The UK's Medicines and Healthcare Products Regulatory Agency continues its own review of the suicide question and has said it will communicate any additional guidance to patients and healthcare professionals as warranted. In October, the EMA's pharmacovigilance committee had already cleared GLP-1 agonists of any link to thyroid cancer. The regulatory machinery, it seems, is working as designed—moving deliberately, following signals, and publishing findings that either confirm safety or demand action. For now, the signal about suicide has not held up under scrutiny. What emerges next, as these drugs reach more people, remains to be seen.
Notable Quotes
After a thorough review by two major regulatory agencies, there appears to be no increased risk of suicidal behavior associated with semaglutida use— Robert Kushner, Northwestern University Feinberg School of Medicine
I don't dismiss when people feel a change in their emotional or mental health while taking the medication, but that requires additional medical evaluation— Robert Kushner, Northwestern University Feinberg School of Medicine
The Hearth Conversation Another angle on the story
Why did this investigation take nine months? That seems like a long time for a straightforward safety question.

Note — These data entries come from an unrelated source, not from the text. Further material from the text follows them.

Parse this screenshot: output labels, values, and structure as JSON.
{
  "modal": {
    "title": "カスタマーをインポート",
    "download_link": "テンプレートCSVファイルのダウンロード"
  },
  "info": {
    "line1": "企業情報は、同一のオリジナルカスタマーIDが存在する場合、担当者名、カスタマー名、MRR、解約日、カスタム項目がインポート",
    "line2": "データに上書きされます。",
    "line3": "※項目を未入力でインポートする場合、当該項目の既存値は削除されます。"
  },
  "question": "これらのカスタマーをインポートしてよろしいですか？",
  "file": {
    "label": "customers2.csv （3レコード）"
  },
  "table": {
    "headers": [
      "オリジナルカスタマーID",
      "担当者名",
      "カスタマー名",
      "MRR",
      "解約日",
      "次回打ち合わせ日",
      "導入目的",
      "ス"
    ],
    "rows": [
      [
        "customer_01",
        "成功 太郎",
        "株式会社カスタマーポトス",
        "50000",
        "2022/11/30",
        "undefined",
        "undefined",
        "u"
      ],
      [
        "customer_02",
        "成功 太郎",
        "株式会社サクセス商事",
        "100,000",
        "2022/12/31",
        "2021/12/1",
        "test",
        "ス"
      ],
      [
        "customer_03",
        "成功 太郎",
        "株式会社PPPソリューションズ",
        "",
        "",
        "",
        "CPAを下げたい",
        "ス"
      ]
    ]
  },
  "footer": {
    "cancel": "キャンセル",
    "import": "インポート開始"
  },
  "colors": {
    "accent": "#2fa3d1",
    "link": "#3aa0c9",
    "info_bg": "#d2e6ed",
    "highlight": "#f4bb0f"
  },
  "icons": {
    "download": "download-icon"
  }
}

Because they weren't just looking at clinical trial data—which is controlled and limited. They had to pull together real-world health records from thousands of patients, cross-reference adverse event reports, and rule out confounding factors. A person on semaglutida might have suicidal thoughts for reasons completely unrelated to the drug. Nine months is actually fast for that kind of work.
The Iceland cases—three people reporting suicidal thoughts—that was enough to trigger a continent-wide investigation?
Yes, and that's the system working correctly. You don't need a huge number of cases to warrant scrutiny. Three credible reports of a serious adverse event are a signal. The question becomes: is it real, or is it noise? That's what the nine months answered.
But the company says it will keep monitoring. Does that mean they're not fully confident in this conclusion?
Not necessarily. Novo Nordisk has a legal and ethical obligation to monitor all adverse events indefinitely. That's standard practice. What they're saying is: we accept the regulator's finding, but we're not going to stop watching. It's actually the responsible position.
Why does the history of Acomplia matter here?
Because it's a cautionary tale. Acomplia was approved, then withdrawn when the suicide signal became undeniable. It shows that regulators can miss things, or that things can emerge in real-world use that don't show up in trials. So when doctors see millions of people taking these new drugs, they're rightfully staying alert.
If the drugs are safe, why does Kushner say some people do report emotional changes?
Because safety and individual experience aren't the same thing. A drug can be safe at the population level—no causal link to suicide—and still affect someone's mood or mental state in ways that are real but not systematic. That person needs a doctor's attention, not dismissal. The regulator's job is population-level safety. The doctor's job is individual care.